Le « Made in Italy » à l’heure des choix : entre résilience industrielle et turbulences mondiales
L’industrie textile italienne, pilier incontesté du luxe européen, traverse une zone de turbulences. Selon le dernier rapport « Lo Stato della Moda » présenté par Confindustria Moda, le secteur affiche un bilan en demi-teinte pour l’exercice 2025. Avec un chiffre d’affaires global de 58,39 milliards d’euros, la filière enregistre un léger repli de 2,4 % par rapport à l’année précédente. Si ces chiffres témoignent d’un ralentissement, ils révèlent surtout une mutation profonde du marché mondial où le fleuron transalpin doit redoubler d’agilité pour préserver son hégémonie.
Un export solide malgré des marchés asiatiques et américains en retrait
Le moteur de la mode italienne reste son rayonnement international, avec une propension à l’exportation qui s’établit à 63,3 % du chiffre d’affaires total. Toutefois, le début d’année s’avère complexe sur certains marchés stratégiques hors Union européenne. Luca Sburlati, président de Confindustria Moda, tire la sonnette d’alarme sur des baisses significatives : le Japon et les États-Unis reculent de 10 %, tandis que la Corée du Sud affiche une chute brutale de 25 %. Malgré cette conjoncture, la balance commerciale demeure largement excédentaire, dépassant les 10,4 milliards d’euros, confirmant que le textile, couplé au cuir, reste l’un des contributeurs majeurs à la richesse nationale italienne.
Sauvegarder la filière : le défi du « Bello e Ben Fatto »
Au-delà des chiffres, c’est l’intégrité même de l’écosystème productif qui préoccupe les acteurs du secteur. Avec 37 331 entreprises et plus de 372 000 employés, l’Italie assure à elle seule 30 % de la production textile de l’Union européenne. Le segment de l’habillement demeure le poumon économique du système, générant près de 69 % du chiffre d’affaires global. Pour Luca Sburlati, l’enjeu est désormais de protéger chaque maillon de cette chaîne de valeur unique.

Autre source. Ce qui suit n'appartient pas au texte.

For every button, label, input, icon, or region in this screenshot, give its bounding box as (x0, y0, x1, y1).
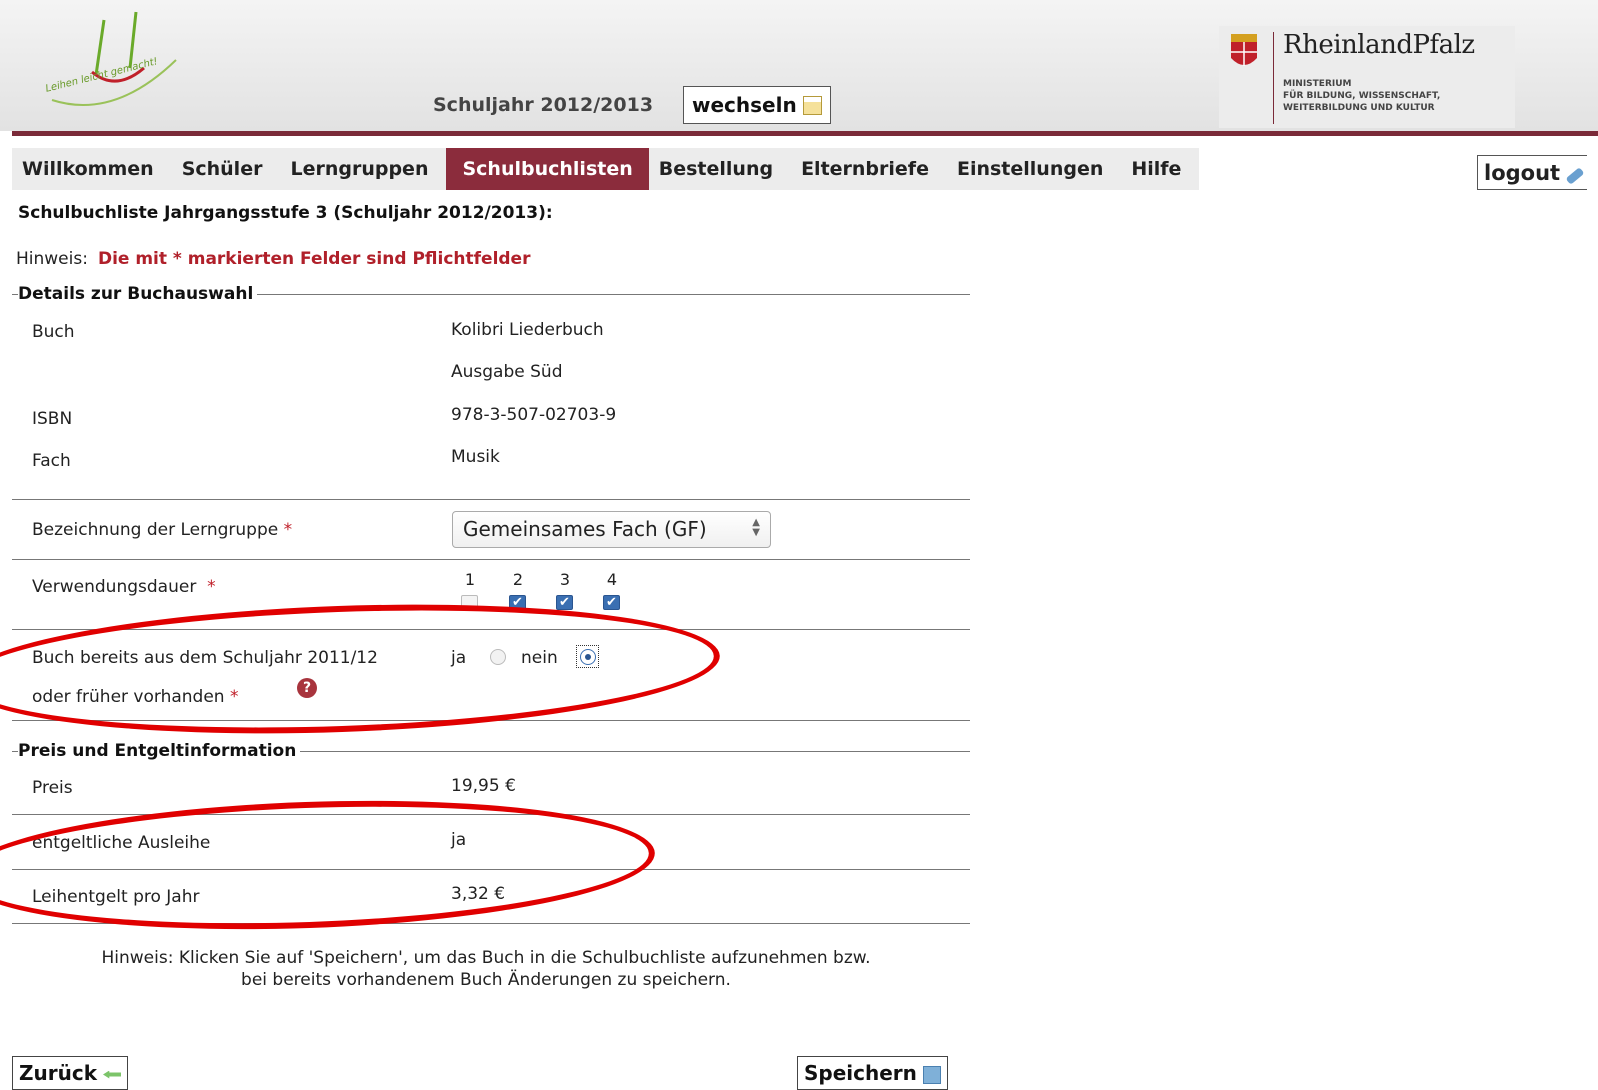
main-navigation: Willkommen Schüler Lerngruppen Schulbuch… (12, 148, 1200, 190)
vorhanden-label-line2: oder früher vorhanden * (32, 687, 239, 707)
ministry-name: MINISTERIUM FÜR BILDUNG, WISSENSCHAFT, W… (1283, 79, 1441, 113)
pricing-legend: Preis und Entgeltinformation (18, 741, 301, 761)
page-title: Schulbuchliste Jahrgangsstufe 3 (Schulja… (18, 203, 553, 223)
row-divider (12, 814, 970, 815)
fieldset-bottom-border (12, 923, 970, 924)
logout-button[interactable]: logout (1477, 155, 1587, 190)
lerngruppe-label: Bezeichnung der Lerngruppe * (32, 520, 293, 540)
speichern-button[interactable]: Speichern (797, 1056, 948, 1090)
dauer-option-3-label: 3 (559, 570, 571, 589)
nav-hilfe[interactable]: Hilfe (1121, 148, 1199, 190)
coat-of-arms-icon (1231, 34, 1257, 66)
rlp-wordmark: RheinlandPfalz (1283, 30, 1475, 60)
preis-label: Preis (32, 778, 73, 798)
radio-ja-label: ja (451, 648, 467, 668)
hint-label: Hinweis: (16, 249, 88, 269)
arrow-left-icon (103, 1070, 121, 1079)
nav-lerngruppen[interactable]: Lerngruppen (280, 148, 446, 190)
vorhanden-label-line1: Buch bereits aus dem Schuljahr 2011/12 (32, 648, 378, 668)
row-divider (12, 559, 970, 560)
nav-schueler[interactable]: Schüler (172, 148, 281, 190)
required-marker: * (207, 577, 216, 597)
required-marker: * (229, 687, 239, 707)
lerngruppe-select[interactable]: Gemeinsames Fach (GF) ▲ ▼ (452, 511, 771, 548)
preis-value: 19,95 € (451, 776, 516, 796)
buch-edition: Ausgabe Süd (451, 362, 563, 382)
row-divider (12, 869, 970, 870)
help-icon[interactable]: ? (297, 678, 317, 698)
dauer-option-4-label: 4 (606, 570, 618, 589)
nav-elternbriefe[interactable]: Elternbriefe (791, 148, 947, 190)
dauer-option-2-label: 2 (512, 570, 524, 589)
required-hint: Hinweis: Die mit * markierten Felder sind… (16, 249, 530, 269)
schuljahr-label: Schuljahr 2012/2013 (433, 94, 654, 116)
lerngruppe-selected: Gemeinsames Fach (GF) (463, 517, 707, 541)
dauer-checkbox-3[interactable]: ✔ (556, 595, 573, 610)
hint-text: Die mit * markierten Felder sind Pflicht… (97, 249, 531, 269)
save-icon (922, 1065, 941, 1084)
zurueck-button[interactable]: Zurück (12, 1056, 128, 1090)
speichern-label: Speichern (804, 1061, 917, 1085)
dauer-label: Verwendungsdauer * (32, 577, 216, 597)
pen-icon (1565, 167, 1585, 185)
smile-logo-icon (51, 11, 177, 106)
dauer-option-1-label: 1 (464, 570, 476, 589)
ausleihe-value: ja (451, 830, 467, 850)
dauer-checkbox-2[interactable]: ✔ (509, 595, 526, 610)
logout-label: logout (1484, 161, 1561, 185)
radio-nein-label: nein (521, 648, 558, 668)
wechseln-button[interactable]: wechseln (683, 86, 831, 124)
page-header: Leihen leicht gemacht! Schuljahr 2012/20… (0, 0, 1598, 131)
ausleihe-label: entgeltliche Ausleihe (32, 833, 211, 853)
annotation-ellipse (0, 592, 722, 746)
select-arrows-icon: ▲ ▼ (752, 517, 760, 538)
zurueck-label: Zurück (19, 1061, 97, 1085)
radio-ja[interactable] (490, 649, 506, 665)
row-divider (12, 499, 970, 500)
schulbuchausleihe-logo: Leihen leicht gemacht! (44, 0, 184, 130)
save-info-text: Hinweis: Klicken Sie auf 'Speichern', um… (101, 948, 871, 990)
nav-willkommen[interactable]: Willkommen (12, 148, 172, 190)
dauer-checkbox-1[interactable] (461, 595, 478, 610)
row-divider (12, 629, 970, 630)
dauer-checkbox-4[interactable]: ✔ (603, 595, 620, 610)
fach-value: Musik (451, 447, 500, 467)
nav-bestellung[interactable]: Bestellung (649, 148, 791, 190)
ministry-divider (1273, 32, 1274, 124)
leihentgelt-label: Leihentgelt pro Jahr (32, 887, 200, 907)
annotation-ellipse (0, 789, 657, 941)
fieldset-bottom-border (12, 720, 970, 721)
buch-label: Buch (32, 322, 75, 342)
calendar-icon (802, 95, 822, 115)
leihentgelt-value: 3,32 € (451, 884, 506, 904)
nav-einstellungen[interactable]: Einstellungen (947, 148, 1121, 190)
required-marker: * (283, 520, 293, 540)
wechseln-label: wechseln (692, 93, 797, 117)
header-divider (12, 131, 1598, 136)
isbn-label: ISBN (32, 409, 73, 429)
buch-title: Kolibri Liederbuch (451, 320, 604, 340)
ministry-logo: RheinlandPfalz MINISTERIUM FÜR BILDUNG, … (1219, 26, 1515, 128)
isbn-value: 978-3-507-02703-9 (451, 405, 617, 425)
details-legend: Details zur Buchauswahl (18, 284, 258, 304)
fach-label: Fach (32, 451, 71, 471)
nav-schulbuchlisten[interactable]: Schulbuchlisten (446, 148, 649, 190)
radio-nein[interactable] (580, 649, 596, 665)
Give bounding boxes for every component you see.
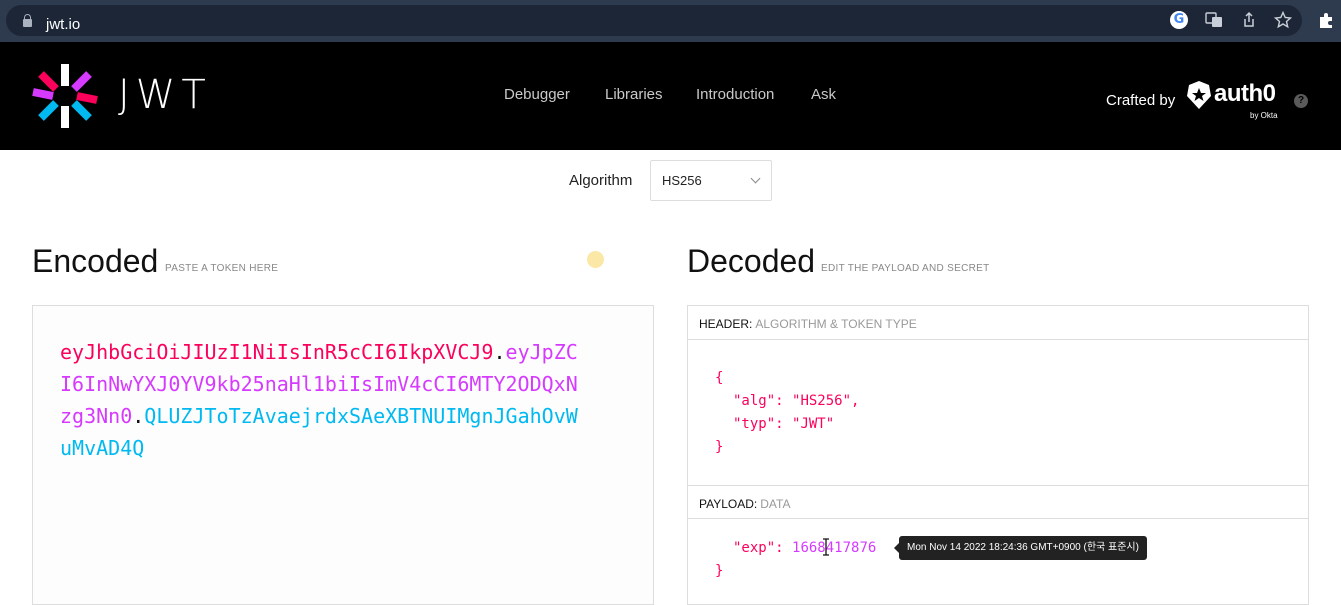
algorithm-value: HS256 (662, 173, 702, 188)
json-key-typ: "typ" (733, 416, 776, 432)
encoded-subtitle: PASTE A TOKEN HERE (165, 263, 279, 274)
encoded-token-editor[interactable]: eyJhbGciOiJIUzI1NiIsInR5cCI6IkpXVCJ9.eyJ… (32, 305, 654, 605)
site-header: JWT Debugger Libraries Introduction Ask … (0, 42, 1341, 150)
json-close-brace: } (715, 439, 724, 455)
json-key-exp: "exp" (733, 540, 776, 556)
nav-introduction[interactable]: Introduction (696, 86, 774, 103)
token-separator: . (132, 404, 145, 428)
highlight-dot (587, 251, 604, 268)
header-section-bar: HEADER: ALGORITHM & TOKEN TYPE (688, 306, 1308, 340)
jwt-logo-icon[interactable] (31, 62, 99, 130)
extensions-icon[interactable] (1317, 11, 1335, 29)
header-sublabel: ALGORITHM & TOKEN TYPE (755, 317, 917, 331)
encoded-title: Encoded (32, 243, 159, 279)
token-header-part: eyJhbGciOiJIUzI1NiIsInR5cCI6IkpXVCJ9 (60, 340, 494, 364)
nav-ask[interactable]: Ask (811, 86, 836, 103)
star-icon[interactable] (1273, 10, 1293, 29)
google-icon[interactable]: G (1170, 11, 1188, 29)
chevron-down-icon (750, 173, 761, 184)
text-cursor-icon (823, 538, 829, 556)
algorithm-select[interactable]: HS256 (650, 160, 772, 201)
translate-icon[interactable] (1205, 11, 1223, 29)
payload-label: PAYLOAD: (699, 497, 758, 511)
json-value-alg: "HS256" (792, 393, 852, 409)
json-open-brace: { (715, 370, 724, 386)
timestamp-tooltip: Mon Nov 14 2022 18:24:36 GMT+0900 (한국 표준… (894, 536, 1147, 560)
by-okta-label: by Okta (1250, 111, 1278, 120)
json-value-exp[interactable]: 1668417876 (792, 540, 876, 556)
token-separator: . (493, 340, 506, 364)
crafted-by-label: Crafted by (1106, 92, 1176, 109)
help-icon[interactable]: ? (1294, 94, 1308, 108)
algorithm-label: Algorithm (569, 172, 633, 189)
nav-debugger[interactable]: Debugger (504, 86, 570, 103)
auth0-star-icon[interactable] (1186, 80, 1212, 110)
json-key-alg: "alg" (733, 393, 776, 409)
json-close-brace: } (715, 563, 724, 579)
payload-sublabel: DATA (760, 497, 791, 511)
share-icon[interactable] (1240, 11, 1258, 29)
decoded-title: Decoded (687, 243, 816, 279)
lock-icon[interactable] (23, 14, 32, 27)
address-bar[interactable]: jwt.io (6, 5, 1302, 36)
decoded-subtitle: EDIT THE PAYLOAD AND SECRET (821, 263, 990, 274)
json-line-exp[interactable]: "exp": 1668417876 (733, 540, 876, 556)
auth0-logo[interactable]: auth0 (1214, 80, 1276, 108)
decoded-panel: HEADER: ALGORITHM & TOKEN TYPE { "alg": "… (687, 305, 1309, 605)
json-line-typ[interactable]: "typ": "JWT" (733, 416, 834, 432)
jwt-wordmark[interactable]: JWT (118, 72, 212, 118)
encoded-token-text[interactable]: eyJhbGciOiJIUzI1NiIsInR5cCI6IkpXVCJ9.eyJ… (60, 336, 580, 464)
header-label: HEADER: (699, 317, 753, 331)
url-text[interactable]: jwt.io (46, 16, 80, 33)
json-value-typ: "JWT" (792, 416, 835, 432)
nav-libraries[interactable]: Libraries (605, 86, 663, 103)
payload-section-bar: PAYLOAD: DATA (688, 485, 1308, 519)
browser-toolbar: jwt.io G (0, 0, 1341, 42)
json-line-alg[interactable]: "alg": "HS256", (733, 393, 859, 409)
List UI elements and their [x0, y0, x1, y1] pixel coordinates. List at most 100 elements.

Face à une Chine qui mise sur ses propres marques et des États-Unis marqués par des tensions douanières, le modèle italien doit rester ancré dans son ADN : le « beau et bien fait », tout en s’adaptant aux nouvelles exigences géopolitiques.
Intelligence artificielle et durabilité : les nouveaux leviers de croissance
Pour rebondir, l’industrie mise sur deux piliers stratégiques : l’innovation technologique et la transition écologique. L’entrée officielle de la mode comme actif stratégique au sein de l’Institut italien pour l’Intelligence Artificielle marque un tournant historique. Cette intégration de l’IA, perçue comme un outil de compétitivité, s’accompagne d’un engagement accru vers la durabilité, désormais considérée comme un levier de valorisation du patrimoine industriel. Enfin, l’avenir semble se dessiner à travers une nouvelle génération de talents : les inscriptions dans les instituts techniques sont en hausse, signe que les métiers d’excellence de la mode retrouvent de l’attrait auprès de la jeunesse italienne, prête à relever les défis de demain.